You've got questions about Charleston. Will you buy answers?

The program has a code name of Cash for Craniums.

Would you pay a small fee for timely, quality answers to your Charleston questions?

This post builds off of a tweet by Jay Rosen about a vision for a Web site that has a question box that says "What is your question? Journalists are standing by..."

Now, the core idea is nothing that new, take for example Amazon's Askville. But his idea does hit on the rarer strain in that it focuses the question on those that know answers, in lieu of the standard crowd sourcing.

Such a site would offer timely and more accurate answers. 

Where the idea becomes doubly interesting is that by offering a quality, custom-tailored product (that's the answer) there's something that one can sell.

And so the thought struck me: What if we offered system where the Charleston community could tweet, text, or otherwise submit questions to us and be given timely, public answers by individuals that were well versed in the topic?

Would you pay for it?

A few FAQs

How much would it cost? There are many ways to implement such a system, but what comes to mind is selling blocks of credits, with each credit being based around something like 50 cents and becoming cheaper the more credits you buy.

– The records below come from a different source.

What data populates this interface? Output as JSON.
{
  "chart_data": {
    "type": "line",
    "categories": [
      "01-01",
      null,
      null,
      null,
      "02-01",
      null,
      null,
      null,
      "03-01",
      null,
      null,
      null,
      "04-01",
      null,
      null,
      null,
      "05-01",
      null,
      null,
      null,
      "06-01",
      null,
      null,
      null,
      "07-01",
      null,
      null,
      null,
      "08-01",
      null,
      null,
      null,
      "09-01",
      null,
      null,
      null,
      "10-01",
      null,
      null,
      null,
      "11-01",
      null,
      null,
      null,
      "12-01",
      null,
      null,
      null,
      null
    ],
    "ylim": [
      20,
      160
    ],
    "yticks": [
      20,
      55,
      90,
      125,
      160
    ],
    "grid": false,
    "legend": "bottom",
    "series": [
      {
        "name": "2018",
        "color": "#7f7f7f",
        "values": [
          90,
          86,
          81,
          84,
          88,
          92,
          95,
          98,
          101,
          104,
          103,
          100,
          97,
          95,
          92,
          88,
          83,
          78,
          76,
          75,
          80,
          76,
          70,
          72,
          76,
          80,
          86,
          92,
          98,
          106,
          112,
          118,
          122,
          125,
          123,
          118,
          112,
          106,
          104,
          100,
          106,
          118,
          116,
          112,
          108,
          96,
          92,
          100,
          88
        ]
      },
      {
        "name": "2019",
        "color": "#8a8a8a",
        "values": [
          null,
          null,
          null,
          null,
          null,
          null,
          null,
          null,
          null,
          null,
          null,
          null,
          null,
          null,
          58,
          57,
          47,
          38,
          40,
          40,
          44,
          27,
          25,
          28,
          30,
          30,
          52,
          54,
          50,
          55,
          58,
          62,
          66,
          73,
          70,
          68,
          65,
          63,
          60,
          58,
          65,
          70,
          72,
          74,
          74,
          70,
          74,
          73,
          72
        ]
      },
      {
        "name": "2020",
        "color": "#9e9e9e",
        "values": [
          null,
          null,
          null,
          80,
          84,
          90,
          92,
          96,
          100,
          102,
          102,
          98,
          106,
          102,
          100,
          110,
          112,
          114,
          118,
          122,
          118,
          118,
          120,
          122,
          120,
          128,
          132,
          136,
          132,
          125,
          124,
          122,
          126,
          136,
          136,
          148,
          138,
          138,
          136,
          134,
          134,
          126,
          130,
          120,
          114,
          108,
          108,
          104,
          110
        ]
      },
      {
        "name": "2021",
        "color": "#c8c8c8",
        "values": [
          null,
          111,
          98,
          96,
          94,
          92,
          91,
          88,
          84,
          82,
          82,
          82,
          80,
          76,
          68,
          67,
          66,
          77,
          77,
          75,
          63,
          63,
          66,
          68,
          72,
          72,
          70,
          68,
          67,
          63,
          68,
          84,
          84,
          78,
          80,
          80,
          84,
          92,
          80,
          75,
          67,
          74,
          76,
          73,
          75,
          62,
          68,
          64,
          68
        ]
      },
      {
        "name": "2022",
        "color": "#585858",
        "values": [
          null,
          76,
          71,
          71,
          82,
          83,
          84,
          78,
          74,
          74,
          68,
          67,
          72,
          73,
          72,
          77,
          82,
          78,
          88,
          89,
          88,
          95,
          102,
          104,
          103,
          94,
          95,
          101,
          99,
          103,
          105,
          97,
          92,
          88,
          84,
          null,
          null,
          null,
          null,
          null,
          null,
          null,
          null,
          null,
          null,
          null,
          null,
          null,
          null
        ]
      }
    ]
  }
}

Why the [explecitive] would I pay for this? Can't I just Google the answer? Well, if you having luck Googling the answer, good for you. But not everyone is a Google pro, nor are all answers within Google's indexes. As "Charleston semi-experts" we have contacts and knowledge that are sometimes better than Google.

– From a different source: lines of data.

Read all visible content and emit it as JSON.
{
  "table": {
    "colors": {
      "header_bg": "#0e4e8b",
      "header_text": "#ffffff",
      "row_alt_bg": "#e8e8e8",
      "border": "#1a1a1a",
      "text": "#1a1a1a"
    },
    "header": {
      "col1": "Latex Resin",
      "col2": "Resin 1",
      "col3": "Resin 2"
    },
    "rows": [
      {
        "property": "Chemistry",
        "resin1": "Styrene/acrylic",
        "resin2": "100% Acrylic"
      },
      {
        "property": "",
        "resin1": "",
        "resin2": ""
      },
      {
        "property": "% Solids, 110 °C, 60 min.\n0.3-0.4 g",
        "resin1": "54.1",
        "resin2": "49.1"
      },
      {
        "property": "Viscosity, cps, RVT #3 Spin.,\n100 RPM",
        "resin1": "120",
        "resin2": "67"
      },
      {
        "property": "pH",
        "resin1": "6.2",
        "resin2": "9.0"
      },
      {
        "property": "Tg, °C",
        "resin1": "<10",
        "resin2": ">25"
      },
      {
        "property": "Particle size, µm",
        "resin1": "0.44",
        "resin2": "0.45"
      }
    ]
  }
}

Would you refuse questions? If the question was unanswerable or very broad in scope it could be refused (say, "What's the long term implication of a 1% tax hike on Charleston's tax base.")

Could people get refunds? The asker could reject answers that don't, well, answer their question.

How timely would the answers be? I think the default one-credit question would get a larger time frame, say 6 hours. But one could pay more for god-dangit-answer-me-now questions. Perhaps there'd even be a phone hotline.

Could citizens answer questions? What I envision is a site like ArrayShift where there would be the capability for discussion around the questions. Perhaps there would be an option for community-only answers that are free, I'm not sure.

Why not just use crowd sourcing sites? While in many instances this works find, often someone will want a more authoritative accountable answer that is guaranteed to be answered and done so in a timely fashion. Crowd sourcing does not excel at this. Additionally the local angle of this idea further limits the crowd to be sourced. [added 2009/12/13 4 p.m.]

Librarian desks offer similar online services, so why would I use this? This one had me thinking for a bit. When dealing with local issues, librarians know a lot and could do much of what I've outline above. But at the same time, they can't answer all the questions.

So where to draw the line? Well an exchange with Jay Rosen on twitter concluded with Rosen saying: "... they are complementary services. Librarians handle: there's an answer for that. Journalists handle it when there isn't."

Of course the public won't really know if there's already an answer or not. So, to me, the answer for my question is to find a way for the two services to work in tandem. Complementing quality and reducing costs overall. Librarians field what they can and the rest coming to us. Obviously there would be no fee on our end for answers by librarians. Lot's of questions arise as to how the two services would interact and if they could at all. -- But in a perfect world ... [added 2009/12/13 4:45 p.m.]

Further reading

jeffsonderman: Improving news with user-directed assignment desks

explainthis.org: Idea for Q&A site that sparked this one

P.S.

What's really exciting about this is that it fits well into the new business model of giving away the basic journalism (that's the generic news) and monetizing custom service (that's the questions.)